The Prism was the first Handspring product to contain an internal, rechargeable Li-Ion battery; and my battery life has dropped over the last five years from weeks of standby / well over an hour of use to a couple of days of standby / a few minutes of use.

I found a replacement battery on eBay for $5.95 plus shipping from enessysales, whom I can heartily recommend. I bought and paid for my battery Thursday and received it tonight (Monday) via USPS. These folks are on the ball.

Battery Replacement

I have a tendency to open things to see what’s inside; but strangely, I had never opened the Prism before. As it turns out, battery replacement was straightforward. Remove the six Phillips screws:

Visor Prism, six screws for disassembly

Then gently pry apart the sides with a thumbnail. With the screen facing down, fold the Visor open on the right, with the speaker and battery leads trailing across.

Visor Prism interior

The battery is fastened to the back cover with double-stick foam; so pry it loose, then disconnect the plug.

Visor Prism original and replacement batteries

The replacement battery is smaller than the original, but at 1600 mAh, I believe higher capacity. The original battery is also now stuck to my desk with double-stick foam. Errrrr.

Visor Prism interior with replacement battery

Being only slightly smaller, the replacement really doesn’t have a lot of room to move, so a small bit of foam that stayed behind is plenty to hold it in place.

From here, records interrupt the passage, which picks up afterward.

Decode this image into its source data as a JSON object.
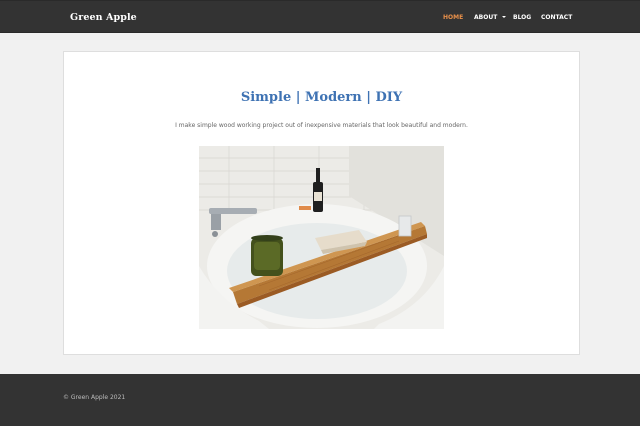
{
  "header": {
    "brand": "Green Apple",
    "nav": [
      {
        "label": "HOME",
        "active": true
      },
      {
        "label": "ABOUT",
        "has_dropdown": true
      },
      {
        "label": "BLOG"
      },
      {
        "label": "CONTACT"
      }
    ]
  },
  "main": {
    "title": "Simple | Modern | DIY",
    "subtitle": "I make simple wood working project out of inexpensive materials that look beautiful and modern.",
    "image": "bathtub-caddy-photo"
  },
  "footer": {
    "copyright": "© Green Apple 2021"
  },
  "colors": {
    "nav_bg": "#333333",
    "page_bg": "#f1f1f1",
    "accent_active": "#e8904a",
    "title_blue": "#3e72b3"
  }
}
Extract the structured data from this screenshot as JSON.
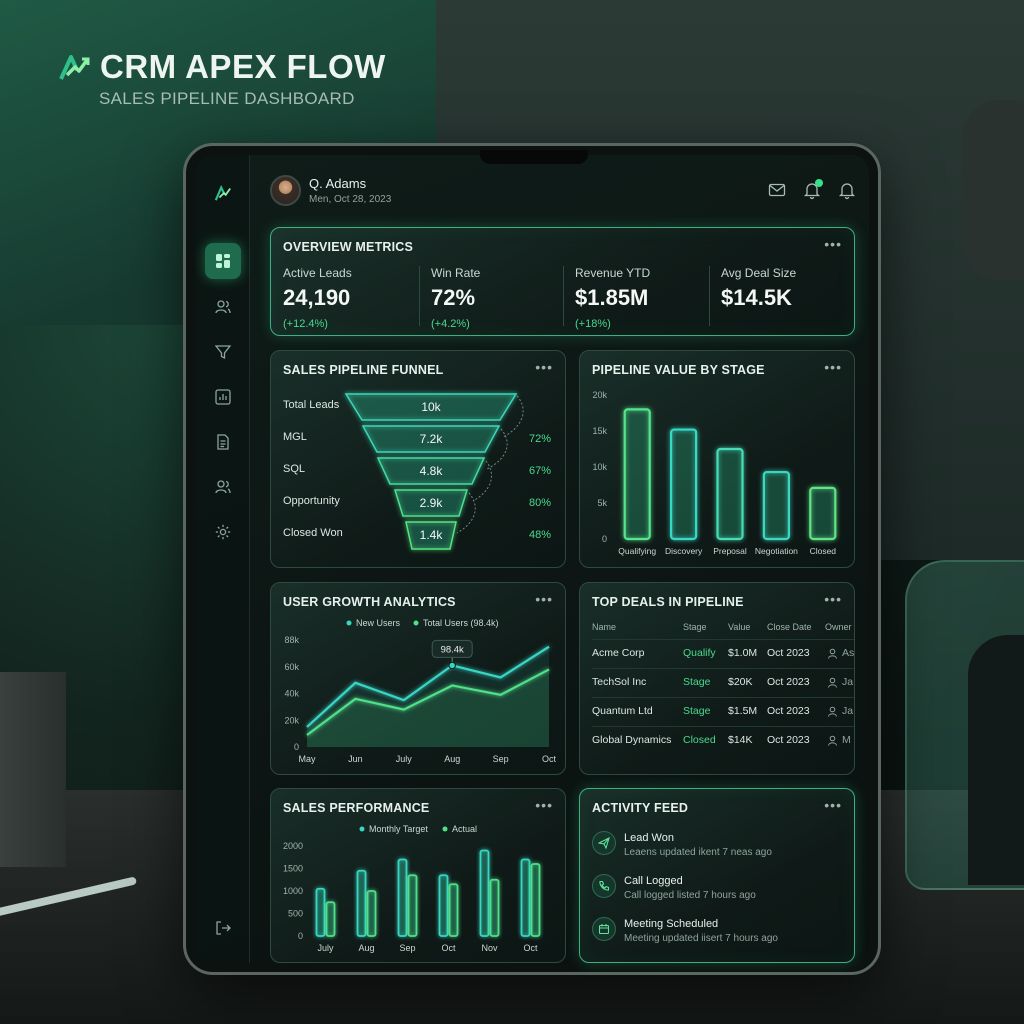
{
  "brand": {
    "title": "CRM APEX FLOW",
    "subtitle": "SALES PIPELINE DASHBOARD"
  },
  "user": {
    "name": "Q. Adams",
    "date": "Men, Oct 28, 2023"
  },
  "overview": {
    "title": "OVERVIEW METRICS",
    "metrics": [
      {
        "label": "Active Leads",
        "value": "24,190",
        "change": "(+12.4%)"
      },
      {
        "label": "Win Rate",
        "value": "72%",
        "change": "(+4.2%)"
      },
      {
        "label": "Revenue YTD",
        "value": "$1.85M",
        "change": "(+18%)"
      },
      {
        "label": "Avg Deal Size",
        "value": "$14.5K",
        "change": ""
      }
    ]
  },
  "funnel": {
    "title": "SALES PIPELINE FUNNEL",
    "stages": [
      {
        "label": "Total Leads",
        "value": "10k",
        "rate": ""
      },
      {
        "label": "MGL",
        "value": "7.2k",
        "rate": "72%"
      },
      {
        "label": "SQL",
        "value": "4.8k",
        "rate": "67%"
      },
      {
        "label": "Opportunity",
        "value": "2.9k",
        "rate": "80%"
      },
      {
        "label": "Closed Won",
        "value": "1.4k",
        "rate": "48%"
      }
    ]
  },
  "chart_data": [
    {
      "type": "bar",
      "title": "PIPELINE VALUE BY STAGE",
      "categories": [
        "Qualifying",
        "Discovery",
        "Preposal",
        "Negotiation",
        "Closed"
      ],
      "values": [
        18000,
        15200,
        12500,
        9300,
        7100
      ],
      "yticks": [
        "20k",
        "15k",
        "10k",
        "5k",
        "0"
      ],
      "ylim": [
        0,
        20000
      ]
    },
    {
      "type": "line",
      "title": "USER GROWTH ANALYTICS",
      "x": [
        "May",
        "Jun",
        "July",
        "Aug",
        "Sep",
        "Oct"
      ],
      "yticks": [
        "88k",
        "60k",
        "40k",
        "20k",
        "0"
      ],
      "ylim": [
        0,
        80000
      ],
      "series": [
        {
          "name": "New Users",
          "values": [
            15000,
            48000,
            35000,
            61000,
            52000,
            75000
          ]
        },
        {
          "name": "Total Users (98.4k)",
          "values": [
            9000,
            36000,
            28000,
            46000,
            39000,
            58000
          ]
        }
      ],
      "annotation": {
        "label": "98.4k",
        "x": "Aug",
        "value": 61000
      }
    },
    {
      "type": "bar",
      "title": "SALES PERFORMANCE",
      "categories": [
        "July",
        "Aug",
        "Sep",
        "Oct",
        "Nov",
        "Oct"
      ],
      "yticks": [
        "2000",
        "1500",
        "1000",
        "500",
        "0"
      ],
      "ylim": [
        0,
        2000
      ],
      "series": [
        {
          "name": "Monthly Target",
          "values": [
            1050,
            1450,
            1700,
            1350,
            1900,
            1700
          ]
        },
        {
          "name": "Actual",
          "values": [
            750,
            1000,
            1350,
            1150,
            1250,
            1600
          ]
        }
      ]
    }
  ],
  "deals": {
    "title": "TOP DEALS IN PIPELINE",
    "columns": [
      "Name",
      "Stage",
      "Value",
      "Close Date",
      "Owner"
    ],
    "rows": [
      {
        "name": "Acme Corp",
        "stage": "Qualify",
        "value": "$1.0M",
        "date": "Oct 2023",
        "owner": "As"
      },
      {
        "name": "TechSol Inc",
        "stage": "Stage",
        "value": "$20K",
        "date": "Oct 2023",
        "owner": "Ja"
      },
      {
        "name": "Quantum Ltd",
        "stage": "Stage",
        "value": "$1.5M",
        "date": "Oct 2023",
        "owner": "Ja"
      },
      {
        "name": "Global Dynamics",
        "stage": "Closed",
        "value": "$14K",
        "date": "Oct 2023",
        "owner": "M"
      }
    ]
  },
  "activity": {
    "title": "ACTIVITY FEED",
    "items": [
      {
        "title": "Lead Won",
        "desc": "Leaens updated ikent 7 neas ago",
        "icon": "paper-plane-icon"
      },
      {
        "title": "Call Logged",
        "desc": "Call logged listed 7 hours ago",
        "icon": "phone-icon"
      },
      {
        "title": "Meeting Scheduled",
        "desc": "Meeting updated iisert 7 hours ago",
        "icon": "calendar-icon"
      }
    ]
  },
  "menu_dots": "•••",
  "colors": {
    "accent": "#3ee08f",
    "teal": "#37d6c4",
    "bg": "#0d1614"
  }
}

There’s a small ridge of blue plastic just above the upper left corner of the battery. I had to poke the wires so they went to the left of it before I could close the case, after which reassembly was quite easy.

All Data Lost (As Expected)

The original Visor and Visor Deluxe had small batteries inside to retain memory while you were replacing their AAA cells. The Prism, having an internal rechargeable battery, apparently does not have a memory retention battery. After the replacement, it came up in touchscreen calibration mode, with date and other preferences unset and all my programs and data gone.

No matter; I’ll resync at work tomorrow. It’s a good opportunity to make sure I’ve backed up my few third-party programs correctly. (I use FileZ to twiddle the backup bits on various softwares, hopefully to make my backup strategy smarter than the default, but one never knows until one tries.)

And I’m looking forward to checking the new battery life.

Update: All applications and data restored as expected.